Dormimos apenas três horas. Eu sempre acordo ao amanhecer, não tem jeito, então preparei café e umas torradas enquanto ela abria os olhos devagar, perdida, linda.
— Bom dia, dorminhoca.
— Ainda estou em transe — murmurou, e me puxou para beijá-la.
Tomamos café da manhã com calma e, no meio da manhã, depois de ela subir em mim e gozar mais uma vez, busquei o final que vinha guardando a noite inteira. Me posicionei de modo que meu sexo ficasse sobre o rosto dela, pedi permissão com o olhar e, quando ela se entregou, descarreguei em sua boca tudo o que me restava. Ela engoliu quase sem querer, ficou vermelha por um instante e, ao terminar, não conseguiu conter o riso.
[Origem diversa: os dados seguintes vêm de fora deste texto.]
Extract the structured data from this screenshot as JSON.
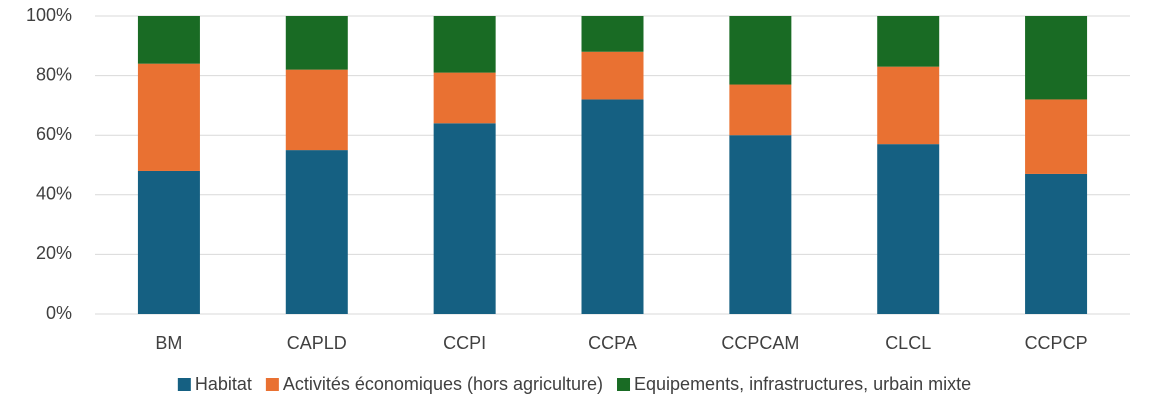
{
  "chart_data": {
    "type": "stacked_bar_100",
    "categories": [
      "BM",
      "CAPLD",
      "CCPI",
      "CCPA",
      "CCPCAM",
      "CLCL",
      "CCPCP"
    ],
    "series": [
      {
        "name": "Habitat",
        "color": "#156082",
        "values": [
          48,
          55,
          64,
          72,
          60,
          57,
          47
        ]
      },
      {
        "name": "Activités économiques (hors agriculture)",
        "color": "#e97132",
        "values": [
          36,
          27,
          17,
          16,
          17,
          26,
          25
        ]
      },
      {
        "name": "Equipements, infrastructures, urbain mixte",
        "color": "#196b24",
        "values": [
          16,
          18,
          19,
          12,
          23,
          17,
          28
        ]
      }
    ],
    "ylim": [
      0,
      100
    ],
    "yticks": [
      {
        "value": 0,
        "label": "0%"
      },
      {
        "value": 20,
        "label": "20%"
      },
      {
        "value": 40,
        "label": "40%"
      },
      {
        "value": 60,
        "label": "60%"
      },
      {
        "value": 80,
        "label": "80%"
      },
      {
        "value": 100,
        "label": "100%"
      }
    ],
    "grid": true,
    "legend": "bottom"
  }
}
— É a primeira vez que faço isso — disse —. E você não me avisou, seu filho da puta.
— Sempre existe uma primeira vez. E você está linda.
Nos despedimos algumas horas depois. Ela foi almoçar com os pais, como todo sábado.
No domingo, eu mandei uma mensagem e ela respondeu que tinha adorado o que aconteceu. Nada mais.
Faz um mês desde aquela noite e, vou ser sincero com vocês, tudo continua exatamente igual ao que era antes. Renata não voltou a insinuar nada e agimos no escritório como dois sócios que se respeitam. Mas eu sou um velho cachorro e sei ler um olhar: algo mudou dentro dela. Percebo isso no modo como ela fica pensando, no modo como me observa quando acredita que eu não a vejo. Não vou pressioná-la nem armá-la numa cilada. Vou esperar, sem pressa. E estou convencido de que essa história, mais cedo ou mais tarde, terá uma segunda parte.